Bundeswehrkrankenhaus Ansicht Bundeswehrkrankenhaus AnsichtAnsicht Fassade Haus 1.3 zum Park Quelle: BBR / Fotograf: Andreas Meichsner

Das Bundeswehrkrankenhaus Berlin ist eines von fünf Bundeswehrkrankenhäusern in der Republik. Es verfügt über eine Kapazität von circa 370 Betten und insgesamt 14 medizinischen Fachabteilungen. Obwohl es unter militärischer Führung steht, ist es ein Teil der zivilen Regelversorgung im Land Berlin. Zudem ist es Regierungskrankenhaus und akademisches Lehrkrankenhaus der Charité.

Die Liegenschaft wurde 1853 unter König Friedrich-Wilhelm IV als Garnisonslazarett errichtet. Seit 1920 wurde sie als Staatskrankenhaus der Polizei genutzt, seit 1948 als Krankenhaus für Polizei und Innenministerium der DDR. Nach der Wende wurde die Liegenschaft der Bundeswehr übergeben, so dass es seit 1991 offiziell als Bundeswehrkrankenhaus geführt wird.

Das BBR bzw. seine Vorgängerinstitution Bundesbaudirektion betreut seit 1991 die Baumaßnahmen der Liegenschaft. Seitdem wurden umfangreiche Sanierungs- und Erweiterungsmaßnahmen umgesetzt.

In einer ersten Bauphase zwischen 2004 und 2012 wurden Baumaßnahmen mit einem Bauvolumen von ca. 50 Mio. umgesetzt. Wesentliche Maßnahmen waren der Neubau Haus 1.7 als Intensiv- und Bettenstation, der Neubau eines provisorischen Bettenhauses, eine neue Technikzentrale sowie die Erneuerung der Außenanlagen inklusive der gestaltprägenden Parkanlage im Liegenschaftsinnern.

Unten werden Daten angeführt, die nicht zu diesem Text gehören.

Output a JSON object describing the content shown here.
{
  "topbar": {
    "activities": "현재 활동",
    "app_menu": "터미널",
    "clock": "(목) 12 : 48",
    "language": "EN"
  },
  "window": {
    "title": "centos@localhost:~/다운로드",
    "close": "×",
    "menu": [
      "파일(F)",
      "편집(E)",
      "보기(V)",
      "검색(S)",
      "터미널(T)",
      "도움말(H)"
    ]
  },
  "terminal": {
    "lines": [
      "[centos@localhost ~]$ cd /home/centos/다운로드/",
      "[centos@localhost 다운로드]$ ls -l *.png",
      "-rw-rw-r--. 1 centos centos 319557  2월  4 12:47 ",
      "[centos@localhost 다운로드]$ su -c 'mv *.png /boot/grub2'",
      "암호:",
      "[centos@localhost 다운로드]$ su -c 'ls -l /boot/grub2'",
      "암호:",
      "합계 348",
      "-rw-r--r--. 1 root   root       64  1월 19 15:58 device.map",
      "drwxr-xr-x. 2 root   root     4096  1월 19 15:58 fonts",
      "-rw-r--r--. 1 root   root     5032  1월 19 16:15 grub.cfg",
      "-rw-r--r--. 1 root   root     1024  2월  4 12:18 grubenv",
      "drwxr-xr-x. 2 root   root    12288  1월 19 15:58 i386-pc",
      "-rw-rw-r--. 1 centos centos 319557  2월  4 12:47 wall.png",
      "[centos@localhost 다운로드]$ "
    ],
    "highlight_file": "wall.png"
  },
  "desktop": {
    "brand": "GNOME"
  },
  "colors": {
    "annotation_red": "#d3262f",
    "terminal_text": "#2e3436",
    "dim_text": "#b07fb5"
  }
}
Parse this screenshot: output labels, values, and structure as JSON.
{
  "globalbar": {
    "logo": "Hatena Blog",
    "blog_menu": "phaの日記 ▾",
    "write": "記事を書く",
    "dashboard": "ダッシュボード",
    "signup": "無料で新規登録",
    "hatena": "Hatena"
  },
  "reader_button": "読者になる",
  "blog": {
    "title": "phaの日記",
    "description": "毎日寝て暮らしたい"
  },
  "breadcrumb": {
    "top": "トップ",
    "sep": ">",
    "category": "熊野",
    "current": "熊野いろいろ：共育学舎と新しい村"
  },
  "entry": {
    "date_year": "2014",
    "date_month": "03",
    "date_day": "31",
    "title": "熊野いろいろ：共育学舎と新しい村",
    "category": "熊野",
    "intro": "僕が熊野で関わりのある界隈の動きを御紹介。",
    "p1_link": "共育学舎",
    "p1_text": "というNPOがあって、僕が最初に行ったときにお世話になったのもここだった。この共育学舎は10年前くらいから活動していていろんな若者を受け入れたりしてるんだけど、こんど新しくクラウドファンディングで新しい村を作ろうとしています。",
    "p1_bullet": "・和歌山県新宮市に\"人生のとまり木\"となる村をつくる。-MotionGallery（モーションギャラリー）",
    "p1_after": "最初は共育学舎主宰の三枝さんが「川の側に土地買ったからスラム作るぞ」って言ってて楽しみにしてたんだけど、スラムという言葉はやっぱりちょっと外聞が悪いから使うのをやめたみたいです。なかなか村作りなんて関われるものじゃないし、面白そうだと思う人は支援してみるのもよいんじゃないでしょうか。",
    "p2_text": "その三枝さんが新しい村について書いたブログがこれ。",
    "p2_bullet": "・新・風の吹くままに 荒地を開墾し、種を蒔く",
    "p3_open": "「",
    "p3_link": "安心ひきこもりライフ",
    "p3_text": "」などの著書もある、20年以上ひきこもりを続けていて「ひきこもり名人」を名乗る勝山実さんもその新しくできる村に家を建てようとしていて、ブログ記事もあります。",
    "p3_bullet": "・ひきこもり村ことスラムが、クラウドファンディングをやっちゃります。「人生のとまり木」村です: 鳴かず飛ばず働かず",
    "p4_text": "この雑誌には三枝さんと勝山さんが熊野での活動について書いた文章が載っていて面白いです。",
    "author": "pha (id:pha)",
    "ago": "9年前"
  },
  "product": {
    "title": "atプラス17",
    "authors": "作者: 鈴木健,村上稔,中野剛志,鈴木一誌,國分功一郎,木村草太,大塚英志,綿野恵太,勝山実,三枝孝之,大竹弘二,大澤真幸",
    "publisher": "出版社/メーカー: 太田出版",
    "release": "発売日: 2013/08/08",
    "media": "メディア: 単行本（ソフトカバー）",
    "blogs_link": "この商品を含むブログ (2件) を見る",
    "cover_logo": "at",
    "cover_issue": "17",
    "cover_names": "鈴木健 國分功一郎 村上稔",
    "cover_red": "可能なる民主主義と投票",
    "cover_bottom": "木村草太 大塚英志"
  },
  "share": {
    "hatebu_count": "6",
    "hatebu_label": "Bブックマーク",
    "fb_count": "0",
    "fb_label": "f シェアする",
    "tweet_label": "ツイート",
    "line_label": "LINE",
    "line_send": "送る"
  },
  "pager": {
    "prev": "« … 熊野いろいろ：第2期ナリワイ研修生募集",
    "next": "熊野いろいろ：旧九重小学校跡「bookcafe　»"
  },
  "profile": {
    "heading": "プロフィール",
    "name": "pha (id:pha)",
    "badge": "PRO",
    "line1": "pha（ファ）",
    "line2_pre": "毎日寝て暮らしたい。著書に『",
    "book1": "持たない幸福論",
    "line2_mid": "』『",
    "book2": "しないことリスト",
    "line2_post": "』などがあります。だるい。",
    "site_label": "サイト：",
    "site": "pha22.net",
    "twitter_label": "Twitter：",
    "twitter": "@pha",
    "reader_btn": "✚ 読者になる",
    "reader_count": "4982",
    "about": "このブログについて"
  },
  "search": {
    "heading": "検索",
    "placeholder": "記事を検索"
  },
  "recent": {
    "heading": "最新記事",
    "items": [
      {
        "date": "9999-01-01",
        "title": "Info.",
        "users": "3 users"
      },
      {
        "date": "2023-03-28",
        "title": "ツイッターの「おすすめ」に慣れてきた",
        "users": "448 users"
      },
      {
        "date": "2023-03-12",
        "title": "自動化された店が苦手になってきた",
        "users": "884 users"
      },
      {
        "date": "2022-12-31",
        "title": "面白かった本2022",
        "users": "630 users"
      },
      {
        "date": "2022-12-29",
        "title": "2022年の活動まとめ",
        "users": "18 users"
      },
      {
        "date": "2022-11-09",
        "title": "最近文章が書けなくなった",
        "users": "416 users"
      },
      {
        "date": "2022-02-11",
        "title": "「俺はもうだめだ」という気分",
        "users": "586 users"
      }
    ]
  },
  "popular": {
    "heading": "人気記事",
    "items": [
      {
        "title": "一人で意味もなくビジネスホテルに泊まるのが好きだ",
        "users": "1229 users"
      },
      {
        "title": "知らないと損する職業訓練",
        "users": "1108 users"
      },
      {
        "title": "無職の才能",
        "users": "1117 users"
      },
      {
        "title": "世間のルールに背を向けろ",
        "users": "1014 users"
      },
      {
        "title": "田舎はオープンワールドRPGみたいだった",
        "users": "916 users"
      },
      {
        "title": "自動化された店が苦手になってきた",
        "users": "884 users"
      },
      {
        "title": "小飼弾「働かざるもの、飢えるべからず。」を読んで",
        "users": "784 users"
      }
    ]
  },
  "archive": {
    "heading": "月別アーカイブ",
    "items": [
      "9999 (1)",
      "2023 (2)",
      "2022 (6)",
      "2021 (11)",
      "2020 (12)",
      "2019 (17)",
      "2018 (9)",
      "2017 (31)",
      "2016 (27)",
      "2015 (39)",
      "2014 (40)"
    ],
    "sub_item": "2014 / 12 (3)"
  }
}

Die zweite Bauphase mit einem Bauvolumen von circa 90 Millionen Euro befindet sich in der Durchführung und soll bis 2019 abgeschlossen sein. Bereits fertiggestellt sind der Neubau der Notfallaufnahme sowie das provisorische Apothekenlager. Aktuell in der Durchführung befinden sich die Sanierung des Bettenhauses Haus 1.1 sowie der Neubau der Küche mit Speisesaal und Aufenthaltsbereichen für das Personal. Der Neubau der Apotheke befindet sich noch in der Planungsphase.

Für eine dritte Bauphase wurde eine Zielplanung erarbeitet, welche Maßnahmen mit einem Bauvolumen von insgesamt 170 Millionen Euro bis 2037 vorsieht. Geplant sind unter anderem der Neubau eines Psychotrauma-Zentrums, ein Multifunktionsgebäude mit OP-Bereichen und Fachuntersuchungsstellen, eine Kindertagesstätte für Bedienstete sowie ein Parkhaus zur Entlastung der durch die starke Verdichtung der umgebenden Grundstücke angespannten Parkplatzsituation.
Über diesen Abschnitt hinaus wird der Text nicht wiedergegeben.